Однако Ирина не двигалась, неподвижно глядя куда-то вниз. Стасик проследил за ее взглядом, и ему сделалось плохо – вдоль дороги, по которой они шли, виднелась цепочка следов, но это были следы одного человека – Ирины. Следов Стаса не было.

– Мама, – тихо сказал Стас.

Ноги у него подкосились, и он осел на землю. Ему хотелось кричать, но силы вдруг оставили его. Из глаз неожиданно брызнули слезы, он принялся размазывать их по лицу, стыдясь этих слез перед Ириной, и удивляясь, что еще может думать об этом, в то время как случилось самое страшное, что могло случиться.

– Ну что ты, что ты, – бормотала Ирина. Она села на корточки и не знала что делать. – Ерунда какая. Вставай, пойдем. Пролезешь в дыру, там все кончится.

– Правда? – с надеждой спросил Стасик.

– Правда. Вставай.

Мальчик встал на нетвердые ноги, взглянул на подкоп и его вдруг охватил дикий, необъяснимый ужас. Ему вдруг показалось, что он не сможет вылезть с другой стороны стены, что если только он сделает это, то исчезнет как призрак под лучами солнца.

– Нет, – сказал он. – Я не пойду. Ты иди, а я останусь здесь.

– Ты что говоришь?! Как это – здесь? Глупость какая!

– Я там исчезну...

– Вот чепуха! Никуда ты не исчезнешь...

– Я знаю, – потерянно проговорил Стасик. – Мне теперь туда хода нет. Мамке моей передай, что я ее люблю, и пусть простит меня за все...

– Ты что городишь? – Ирина вскочила, посмотрела на Стаса строго, как учительница на нашкодившего ученика. – Вставай, я сказала!

Но Стасик только замотал головой. Его вдруг охватила такая жалость к себе, что он, уже не стесняясь, зарыдал, уткнувшись лицом в ладони. Ирина тянула его за локоть, он вырывался.
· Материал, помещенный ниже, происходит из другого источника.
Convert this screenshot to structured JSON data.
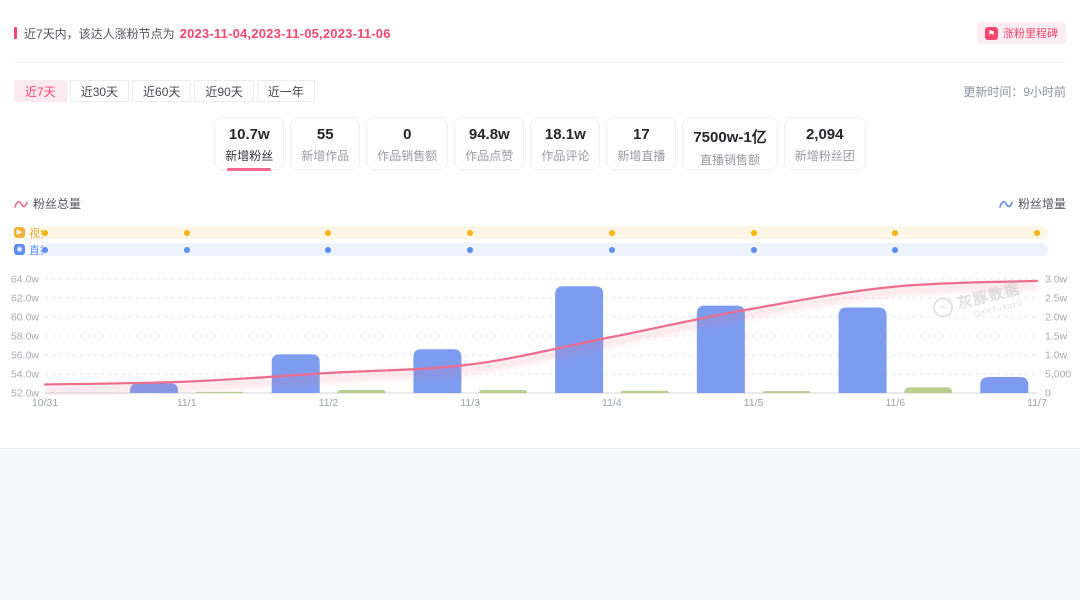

– Они мне говорили, что я сумасшедший! – крикнул мальчик. – А я им подыгрывал. Я сказал, что ты – плод моего воображения. Мне не хотелось сидеть в психушке! Откуда я знал, что оттуда можно так легко уйти? Я думал, меня похоронили в ней навсегда. Я сказал, что города нет, тебя нет. Я тебя предал, да! Отрекся, как Петр от Христа, чтобы выгородить себя. Я перед ними пресмыкался, но меня все равно раскусили. Подослали девчонку одну, из тех, что сидела у костра, она у меня все выведала. Ничего я не добился своим враньем. Только чувствую теперь себя предателем.

– Дурачок, никакой ты не предатель, чего ты вбил себе в голову. Ну, отрекся и отрекся.